What’s The Harm In Glaucoma?

Glaucoma is an eye condition that results from an increase in pressure inside the eye. This heightened pressure is typically caused by a buildup of aqueous humor, a clear fluid that gives the eye shape. Aqueous humor normally drains through channels in the front of the eye. When those channels become obstructed, glaucoma starts to form. The disease harms the optic nerve, a major communication point between the eye and the brain. Lightning-fast signals via the optic nerve tell the brain what the eye sees. Any damage to the optic nerve can impair those signals.

Glaucoma isn’t always a pain

There are two main forms of glaucoma, open-angle and closed-angle. Closed-angle glaucoma results from an abrupt blockage of the eye’s drainage canals. This form of glaucoma often leads to immediate, severe discomfort that would likely cause an individual to seek medical attention. Open-angle glaucoma, on the other hand, takes a much more gradual approach. Pressure can build gradually over the course of months or years, leading to slow but significant vision loss.

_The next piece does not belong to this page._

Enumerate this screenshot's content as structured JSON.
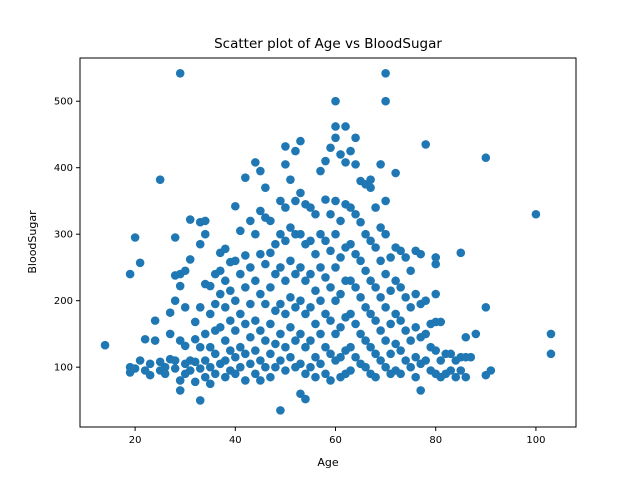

Can I get that vision back?

By slowly and unnoticeably putting pressure on the optic nerve, glaucoma is a terrible disease. Over time, the built-up pressure causes the optic nerve to deteriorate from the outside in. This loss of peripheral vision continues to work toward the center of the eye until no sight is left. Any vision loss from damage due to glaucoma is permanent and currently cannot be regained. Regular visits to an eye doctor are essential to check for glaucoma and other eye diseases.

Reverse the cause

While damage to the optic nerve is permanent, an ophthalmologist can treat the underlying causes of glaucoma. Reducing the amount of pressure inside the eye will keep tension off the optic nerve. Getting pressure back down to a normal level can preserve any vision the eye still has. An eye surgeon will typically use one of two methods to bring the pressure down.

Eye Drops

A majority of glaucoma treatments start with the regular administration of eye drops. These drops work to either help open up passageways for fluid to drain better or limit the amount of fluid the eye makes. In either case, less liquid in the eye should lead to lower pressure.


If drops aren’t doing the trick, a physician may look to surgery to reduce the pressure in the eye. One common procedure is called a trabeculectomy, where a new pathway for fluid to drain is made in the eye. Another approach is to place a microscopic tube into the white of the eye, allowing fluid to drain more easily.